Le partage de l’actif net entre les associés : conciliation entre les intérêts individuels et les droits des tiers.

Le partage est le but de la liquidation des sociétés comptant au moins deux associés. Ce n’est valable que si les créanciers sont payés.

Si l’actif partageable est supérieur aux apports, les associés se partagent des « boni de liquidation ».

Pour réaliser ce partage, les associés peuvent utiliser les mécanismes de l’attribution préférentielle et de la reprise des apports en nature.

L’attribution préférentielle permet à un associé de recevoir telle part de l’actif, quitte à indemniser ses coassociés si la valeur reçue excède ses droits dans le partage.

 

On distingue l’attribution préférentielle judiciaire et conventionnelle :

 

L’attribution préférentielle judiciaire

 

L’article 1844-9 alinéa 2 prévoit que le juge doit d’abord discerner le bien attribuable, qui doit être une exploitation agricole, ou une entreprise commerciale, artisanale ou industrielle. L’attributaire doit avoir personnellement participé à la mise en valeur du bien.

 

L’attribution préférentielle conventionnelle

 

Selon l’article 1844-9 alinéa 3, les associés peuvent dans les statuts ou par acte distinct décider d’attribuer certains biens sociaux à certains associés.

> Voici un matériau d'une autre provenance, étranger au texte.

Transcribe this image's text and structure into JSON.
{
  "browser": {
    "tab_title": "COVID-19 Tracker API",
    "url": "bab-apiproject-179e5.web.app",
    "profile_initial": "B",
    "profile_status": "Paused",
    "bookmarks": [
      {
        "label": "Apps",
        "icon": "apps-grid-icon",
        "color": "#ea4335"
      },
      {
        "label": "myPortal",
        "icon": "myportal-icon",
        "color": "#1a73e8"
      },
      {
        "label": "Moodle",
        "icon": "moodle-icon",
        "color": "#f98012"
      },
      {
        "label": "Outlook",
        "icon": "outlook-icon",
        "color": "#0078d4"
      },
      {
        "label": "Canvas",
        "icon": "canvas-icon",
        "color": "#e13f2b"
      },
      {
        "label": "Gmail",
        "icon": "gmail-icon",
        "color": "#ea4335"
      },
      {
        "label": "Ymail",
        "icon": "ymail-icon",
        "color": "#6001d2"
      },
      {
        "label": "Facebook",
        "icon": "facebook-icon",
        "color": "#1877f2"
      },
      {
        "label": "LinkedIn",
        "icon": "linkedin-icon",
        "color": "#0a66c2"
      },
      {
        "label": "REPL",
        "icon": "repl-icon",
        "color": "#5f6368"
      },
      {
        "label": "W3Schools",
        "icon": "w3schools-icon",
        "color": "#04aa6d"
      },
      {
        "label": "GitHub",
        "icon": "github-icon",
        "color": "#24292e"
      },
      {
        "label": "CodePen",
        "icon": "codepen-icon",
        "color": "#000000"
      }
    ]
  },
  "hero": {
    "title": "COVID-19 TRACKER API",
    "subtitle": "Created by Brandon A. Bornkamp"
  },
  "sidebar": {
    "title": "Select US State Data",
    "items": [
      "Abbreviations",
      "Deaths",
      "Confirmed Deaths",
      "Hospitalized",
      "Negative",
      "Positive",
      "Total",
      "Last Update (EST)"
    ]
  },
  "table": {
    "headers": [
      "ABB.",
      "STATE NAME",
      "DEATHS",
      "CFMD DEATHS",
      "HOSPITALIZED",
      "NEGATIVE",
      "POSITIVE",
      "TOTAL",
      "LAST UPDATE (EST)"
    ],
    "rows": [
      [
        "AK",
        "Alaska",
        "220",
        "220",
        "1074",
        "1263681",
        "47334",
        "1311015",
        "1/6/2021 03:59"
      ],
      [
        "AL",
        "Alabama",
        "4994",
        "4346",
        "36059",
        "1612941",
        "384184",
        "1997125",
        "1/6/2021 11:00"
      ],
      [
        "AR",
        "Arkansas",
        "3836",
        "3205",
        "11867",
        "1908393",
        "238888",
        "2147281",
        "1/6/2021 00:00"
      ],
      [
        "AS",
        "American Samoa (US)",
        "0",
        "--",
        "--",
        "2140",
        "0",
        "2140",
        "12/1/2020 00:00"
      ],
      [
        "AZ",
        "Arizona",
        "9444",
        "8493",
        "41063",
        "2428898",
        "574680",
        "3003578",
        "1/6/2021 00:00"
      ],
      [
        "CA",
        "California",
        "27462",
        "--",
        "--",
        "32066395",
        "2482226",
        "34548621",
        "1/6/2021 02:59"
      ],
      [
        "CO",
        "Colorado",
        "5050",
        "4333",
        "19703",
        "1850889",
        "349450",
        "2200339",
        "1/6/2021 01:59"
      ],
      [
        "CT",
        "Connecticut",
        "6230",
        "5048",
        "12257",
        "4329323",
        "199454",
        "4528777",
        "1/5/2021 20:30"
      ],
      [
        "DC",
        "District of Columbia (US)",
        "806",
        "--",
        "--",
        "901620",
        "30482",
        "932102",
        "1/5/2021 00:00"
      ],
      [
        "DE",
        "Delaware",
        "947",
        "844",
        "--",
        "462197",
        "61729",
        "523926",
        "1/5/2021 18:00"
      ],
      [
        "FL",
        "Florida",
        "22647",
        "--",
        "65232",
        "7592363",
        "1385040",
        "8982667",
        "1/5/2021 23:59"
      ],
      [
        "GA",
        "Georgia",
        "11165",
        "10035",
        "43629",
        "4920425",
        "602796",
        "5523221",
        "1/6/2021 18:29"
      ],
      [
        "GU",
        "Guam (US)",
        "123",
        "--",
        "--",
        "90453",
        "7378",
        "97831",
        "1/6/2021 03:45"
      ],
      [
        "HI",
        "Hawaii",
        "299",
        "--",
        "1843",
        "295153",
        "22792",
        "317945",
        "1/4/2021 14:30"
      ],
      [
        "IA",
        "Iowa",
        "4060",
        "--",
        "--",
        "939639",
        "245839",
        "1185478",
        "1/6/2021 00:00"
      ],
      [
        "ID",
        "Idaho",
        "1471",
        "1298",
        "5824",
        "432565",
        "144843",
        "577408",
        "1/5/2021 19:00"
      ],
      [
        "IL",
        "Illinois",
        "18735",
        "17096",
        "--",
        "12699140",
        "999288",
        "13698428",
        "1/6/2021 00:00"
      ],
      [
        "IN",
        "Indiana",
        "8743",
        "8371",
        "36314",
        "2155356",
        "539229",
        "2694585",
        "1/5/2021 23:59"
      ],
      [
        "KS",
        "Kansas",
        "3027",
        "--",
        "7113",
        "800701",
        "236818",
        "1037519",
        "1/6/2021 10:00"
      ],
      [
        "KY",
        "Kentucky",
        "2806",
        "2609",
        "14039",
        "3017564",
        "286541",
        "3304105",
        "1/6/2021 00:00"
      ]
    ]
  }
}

Cette formule est beaucoup plus simple puisqu’elle ne s’accompagne d’aucune condition légale; elle est laissée à la libre négociation des associés.

 

L’attribution statutaire préférentielle l’emporte sur l’attribution préférentielle judiciaire. Un associé ne peut donc y faire échec en agissant devant le tribunal.

 

La reprise des apports en nature joue à défaut d’attribution préférentielle conventionnelle mais prime l’attribution préférentielle judiciaire. Tout bien apporté en nature, qui se trouve tel dans la masse partagée, revient à l’apporteur.

Mais le bien apporté en propriété change bien de propriétaire et la société (par ses dirigeants) peut l’aliéner en cours de vie sociale, ce qui supprime la possibilité de reprise du bien à la liquidation.